Human waste from Essex to become unlikely plane fuel in world first

The world-first factory will turn faeces into jet fuel

Neil Lancefield
Thursday 11 April 2024 15:56 BST
Passengers disembark Wizz Air Airbus A320 low coast plane at London Luton Airport
Passengers disembark Wizz Air Airbus A320 low coast plane at London Luton Airport (Getty Images)

Human waste will soon be able to fuel your holiday flights after a world-first factory was announced.

The commercial-scale factory converting human waste to sustainable aviation fuel (Saf) will be built in Essex.

Biofuel company Firefly said it will develop the plant in Harwich and expects to begin supplying the lower carbon fuel from around 2028.

It has reached an agreement with Wizz Air to provide up to 525,000 tonnes of Saf over 15 years.

Utility company Anglian Water has committed to providing biosolids – a product of its wastewater treatment process – to Firefly for an initial pilot Saf facility.

Saf is made from sustainable sources meaning its production involves using about 70% less carbon than conventional jet fuel.

It can be used in a maximum blend of 50% with kerosene without the need for any modifications to aircraft engines.

Saf is currently several times more expensive to produce than conventional jet fuel.

Plans for the world’s first commercial-scale factory converting human waste to sustainable aviation fuel (Saf) in Essex have been announced (Alamy/PA)

Firefly chief executive James Hygate said biosolids are “kind of disgusting stuff” but “an amazing resource”.

He went on: “We’re turning sewage into jet fuel. I can’t really think of many things that are cooler than that.”

Paul Hilditch, the company’s chief operating officer, said: “There’s enough biosolids in the UK for more than 200,000 tonnes of Saf.

“That’s enough to satisfy about half of the mandated Saf demand in 2030.
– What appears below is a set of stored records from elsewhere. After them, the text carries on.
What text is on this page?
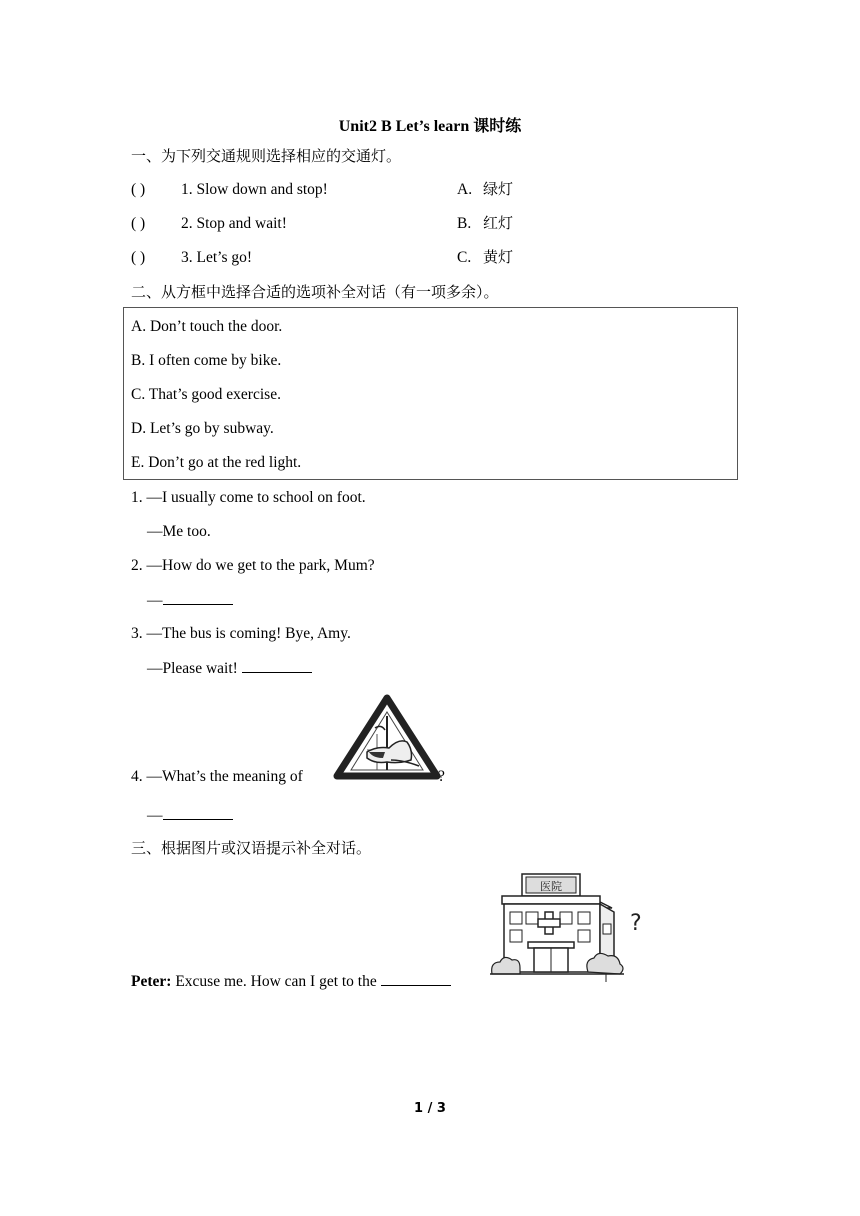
Unit2 B Let’s learn 课时练
一、为下列交通规则选择相应的交通灯。
( ) 1. Slow down and stop!	A. 绿灯
( ) 2. Stop and wait!	B. 红灯
( ) 3. Let’s go!	C. 黄灯
二、从方框中选择合适的选项补全对话（有一项多余）。
A. Don’t touch the door.
B. I often come by bike.
C. That’s good exercise.
D. Let’s go by subway.
E. Don’t go at the red light.
1. —I usually come to school on foot.
—Me too.
2. —How do we get to the park, Mum?
—
3. —The bus is coming! Bye, Amy.
—Please wait!
4. —What’s the meaning of	?
—
三、根据图片或汉语提示补全对话。
医院
?
Peter: Excuse me. How can I get to the
1 / 3
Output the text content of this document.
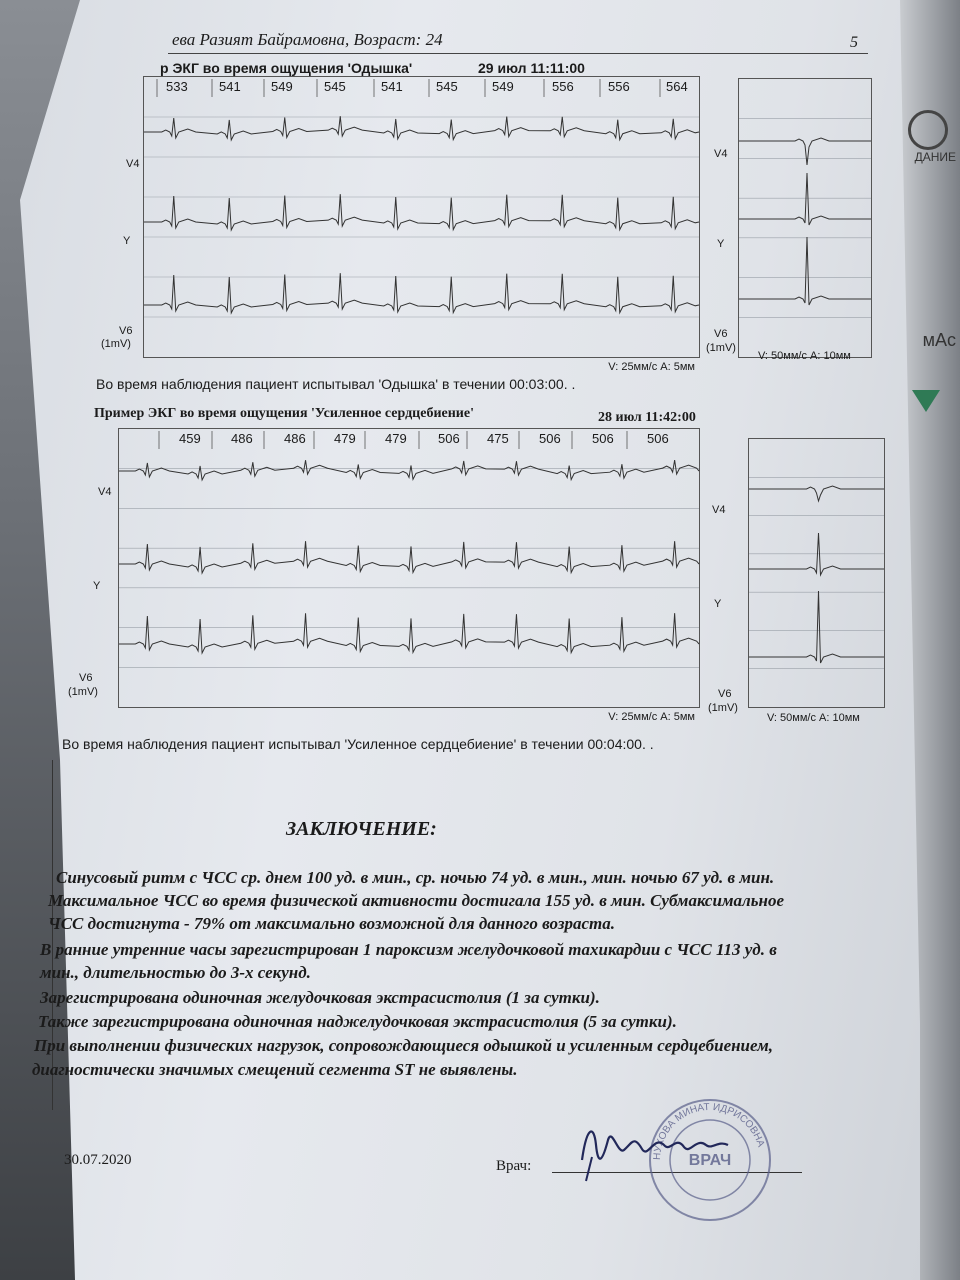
ДАНИЕ
мАс
ева Разият Байрамовна, Возраст: 24	5
р ЭКГ во время ощущения 'Одышка'	29 июл 11:11:00
533 541 549 545	541	545	549	556	556	564
V: 25мм/с А: 5мм
V4
Y
V6
(1mV)
V4
Y
V6
(1mV)
V: 50мм/с А: 10мм
Во время наблюдения пациент испытывал 'Одышка' в течении 00:03:00. .
Пример ЭКГ во время ощущения 'Усиленное сердцебиение'	28 июл 11:42:00
459 486 486 479 479 506 475 506 506	506
V: 25мм/с А: 5мм
V4
Y
V6
(1mV)
V4
Y
V6
(1mV)
V: 50мм/с А: 10мм
Во время наблюдения пациент испытывал 'Усиленное сердцебиение' в течении 00:04:00. .
ЗАКЛЮЧЕНИЕ:
Синусовый ритм с ЧСС ср. днем 100 уд. в мин., ср. ночью 74 уд. в мин., мин. ночью 67 уд. в мин.
Максимальное ЧСС во время физической активности достигала 155 уд. в мин. Субмаксимальное
ЧСС достигнута - 79% от максимально возможной для данного возраста.
В ранние утренние часы зарегистрирован 1 пароксизм желудочковой тахикардии с ЧСС 113 уд. в
мин., длительностью до 3-х секунд.
Зарегистрирована одиночная желудочковая экстрасистолия (1 за сутки).
Также зарегистрирована одиночная наджелудочковая экстрасистолия (5 за сутки).
При выполнении физических нагрузок, сопровождающиеся одышкой и усиленным сердцебиением,
диагностически значимых смещений сегмента ST не выявлены.
30.07.2020	Врач:
НУХОВА МИНАТ ИДРИСОВНА
ВРАЧ
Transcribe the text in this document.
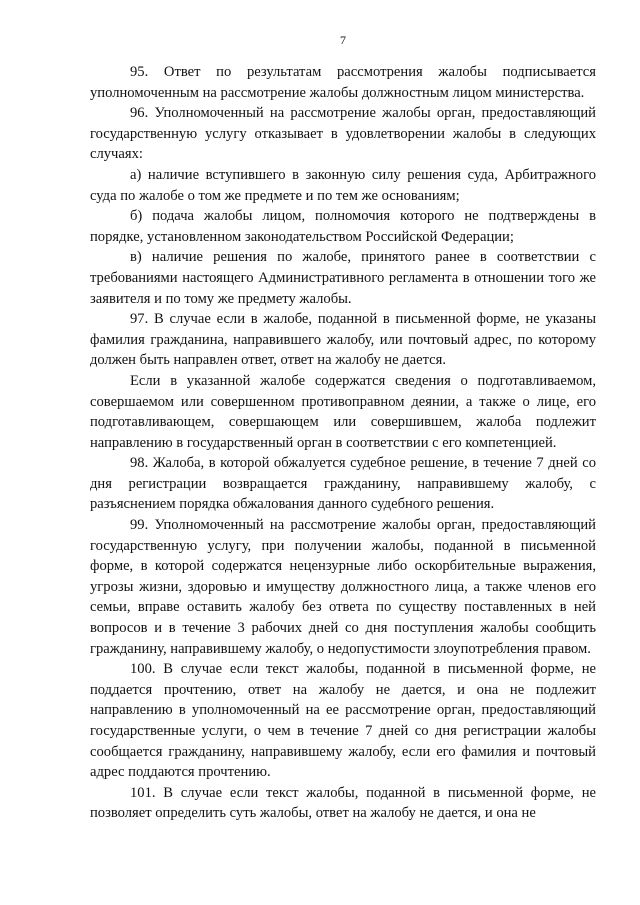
7

95. Ответ по результатам рассмотрения жалобы подписывается уполномоченным на рассмотрение жалобы должностным лицом министерства.

96. Уполномоченный на рассмотрение жалобы орган, предоставляющий государственную услугу отказывает в удовлетворении жалобы в следующих случаях:

а) наличие вступившего в законную силу решения суда, Арбитражного суда по жалобе о том же предмете и по тем же основаниям;

б) подача жалобы лицом, полномочия которого не подтверждены в порядке, установленном законодательством Российской Федерации;

в) наличие решения по жалобе, принятого ранее в соответствии с требованиями настоящего Административного регламента в отношении того же заявителя и по тому же предмету жалобы.

97. В случае если в жалобе, поданной в письменной форме, не указаны фамилия гражданина, направившего жалобу, или почтовый адрес, по которому должен быть направлен ответ, ответ на жалобу не дается.

Если в указанной жалобе содержатся сведения о подготавливаемом, совершаемом или совершенном противоправном деянии, а также о лице, его подготавливающем, совершающем или совершившем, жалоба подлежит направлению в государственный орган в соответствии с его компетенцией.

98. Жалоба, в которой обжалуется судебное решение, в течение 7 дней со дня регистрации возвращается гражданину, направившему жалобу, с разъяснением порядка обжалования данного судебного решения.

99. Уполномоченный на рассмотрение жалобы орган, предоставляющий государственную услугу, при получении жалобы, поданной в письменной форме, в которой содержатся нецензурные либо оскорбительные выражения, угрозы жизни, здоровью и имуществу должностного лица, а также членов его семьи, вправе оставить жалобу без ответа по существу поставленных в ней вопросов и в течение 3 рабочих дней со дня поступления жалобы сообщить гражданину, направившему жалобу, о недопустимости злоупотребления правом.

100. В случае если текст жалобы, поданной в письменной форме, не поддается прочтению, ответ на жалобу не дается, и она не подлежит направлению в уполномоченный на ее рассмотрение орган, предоставляющий государственные услуги, о чем в течение 7 дней со дня регистрации жалобы сообщается гражданину, направившему жалобу, если его фамилия и почтовый адрес поддаются прочтению.

101. В случае если текст жалобы, поданной в письменной форме, не позволяет определить суть жалобы, ответ на жалобу не дается, и она не
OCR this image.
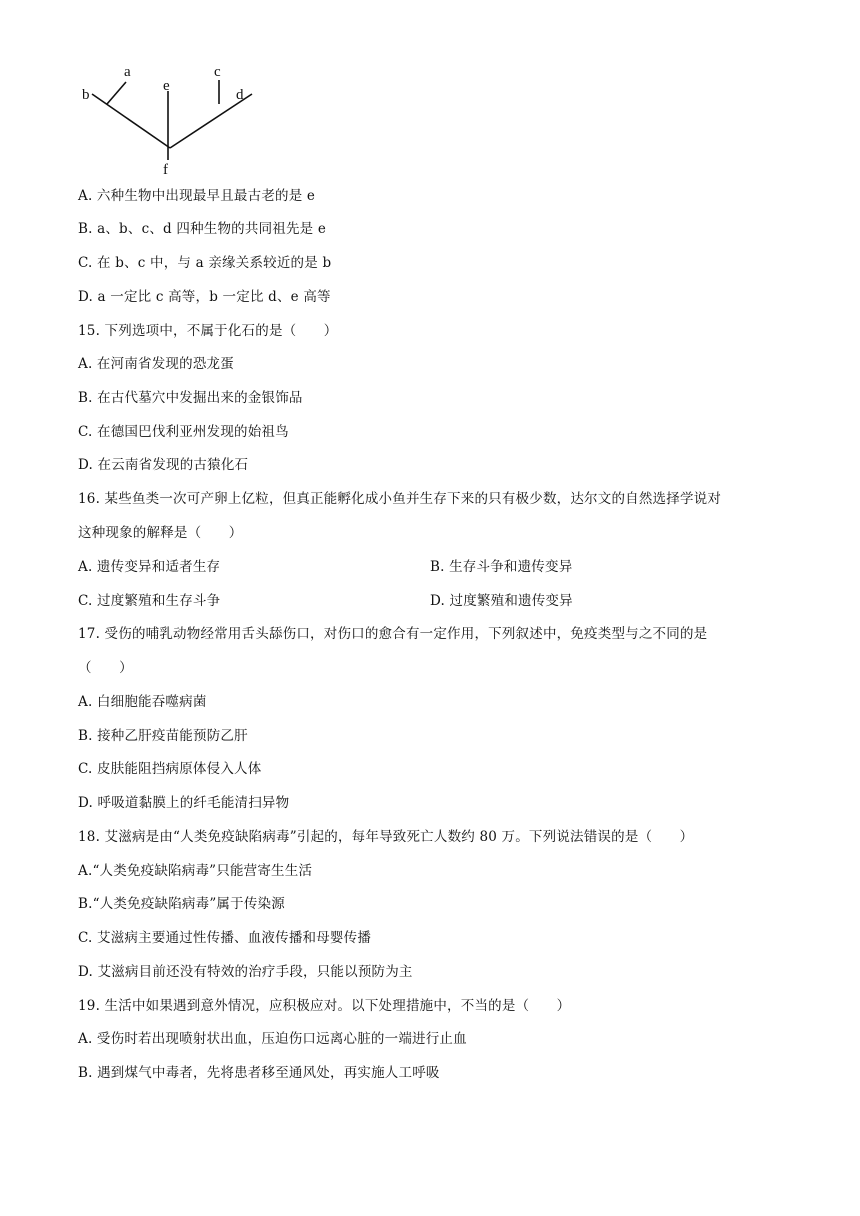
a
b
c
d
e
f
A. 六种生物中出现最早且最古老的是 e
B. a、b、c、d 四种生物的共同祖先是 e
C. 在 b、c 中，与 a 亲缘关系较近的是 b
D. a 一定比 c 高等，b 一定比 d、e 高等
15. 下列选项中，不属于化石的是（　　）
A. 在河南省发现的恐龙蛋
B. 在古代墓穴中发掘出来的金银饰品
C. 在德国巴伐利亚州发现的始祖鸟
D. 在云南省发现的古猿化石
16. 某些鱼类一次可产卵上亿粒，但真正能孵化成小鱼并生存下来的只有极少数，达尔文的自然选择学说对
这种现象的解释是（　　）
A. 遗传变异和适者生存	B. 生存斗争和遗传变异
C. 过度繁殖和生存斗争	D. 过度繁殖和遗传变异
17. 受伤的哺乳动物经常用舌头舔伤口，对伤口的愈合有一定作用，下列叙述中，免疫类型与之不同的是
（　　）
A. 白细胞能吞噬病菌
B. 接种乙肝疫苗能预防乙肝
C. 皮肤能阻挡病原体侵入人体
D. 呼吸道黏膜上的纤毛能清扫异物
18. 艾滋病是由“人类免疫缺陷病毒”引起的，每年导致死亡人数约 80 万。下列说法错误的是（　　）
A.“人类免疫缺陷病毒”只能营寄生生活
B.“人类免疫缺陷病毒”属于传染源
C. 艾滋病主要通过性传播、血液传播和母婴传播
D. 艾滋病目前还没有特效的治疗手段，只能以预防为主
19. 生活中如果遇到意外情况，应积极应对。以下处理措施中，不当的是（　　）
A. 受伤时若出现喷射状出血，压迫伤口远离心脏的一端进行止血
B. 遇到煤气中毒者，先将患者移至通风处，再实施人工呼吸
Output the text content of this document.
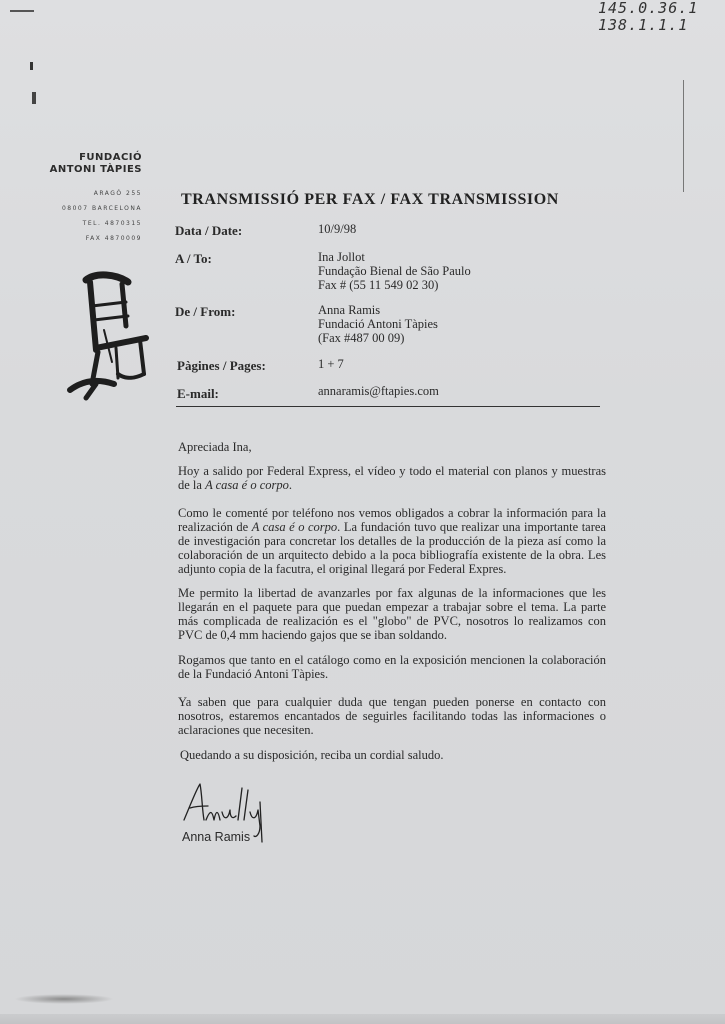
145.0.36.1
138.1.1.1
FUNDACIÓ
ANTONI TÀPIES
ARAGÓ 255
08007 BARCELONA
TEL. 4870315
FAX 4870009
TRANSMISSIÓ PER FAX / FAX TRANSMISSION
Data / Date:	10/9/98
A / To:	Ina Jollot
Fundação Bienal de São Paulo
Fax # (55 11 549 02 30)
De / From:	Anna Ramis
Fundació Antoni Tàpies
(Fax #487 00 09)
Pàgines / Pages:	1 + 7
E-mail:	annaramis@ftapies.com
Apreciada Ina,
Hoy a salido por Federal Express, el vídeo y todo el material con planos y muestras de la A casa é o corpo.
Como le comenté por teléfono nos vemos obligados a cobrar la información para la realización de A casa é o corpo. La fundación tuvo que realizar una importante tarea de investigación para concretar los detalles de la producción de la pieza así como la colaboración de un arquitecto debido a la poca bibliografía existente de la obra. Les adjunto copia de la facutra, el original llegará por Federal Expres.
Me permito la libertad de avanzarles por fax algunas de la informaciones que les llegarán en el paquete para que puedan empezar a trabajar sobre el tema. La parte más complicada de realización es el "globo" de PVC, nosotros lo realizamos con PVC de 0,4 mm haciendo gajos que se iban soldando.
Rogamos que tanto en el catálogo como en la exposición mencionen la colaboración de la Fundació Antoni Tàpies.
Ya saben que para cualquier duda que tengan pueden ponerse en contacto con nosotros, estaremos encantados de seguirles facilitando todas las informaciones o aclaraciones que necesiten.
Quedando a su disposición, reciba un cordial saludo.
Anna Ramis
“We’re not the only answer – we need the other routes to Saf – but this new route to Saf has the potential to move the needle, it has the potential to be a significant contribution to UK Saf supply.

“And not just the UK of course. Anywhere in the world where there are people, there’s poo.”

Firefly said it is in the process of obtaining regulatory approval for its system to be used to fuel aircraft.

Wizz Air also announced a new aspiration to power 10% of its flights with Saf by 2030.

Yvonne Moynihan, corporate and ESG (environmental, social and governance) officer at Wizz Air, said: “Wizz Air celebrates two decades of transformation this year, transitioning from a small airline into a global leader of sustainable aviation and affordable travel.

“Alongside fleet renewal and operational efficiency, sustainable aviation fuel plays a crucial role in reducing carbon emissions from aviation.

“Our investment in Firefly, which has the potential to reduce our lifecycle emissions by 100,000 tonnes CO2 equivalent per year, underscores our commitment to mainstream the use of Saf in our operations by 2030.

“However, achieving our aspiration requires a significant ramp-up of Saf production and deployment.

“Therefore, we call on policymakers to address barriers to Saf deployment at scale by incentivising production, providing price support, and embracing additional sustainable feedstocks for biofuel production.”

Under the Government’s Saf mandate, at least 10% of the fuel used by airlines in the UK must be made from sustainable feedstocks by 2030.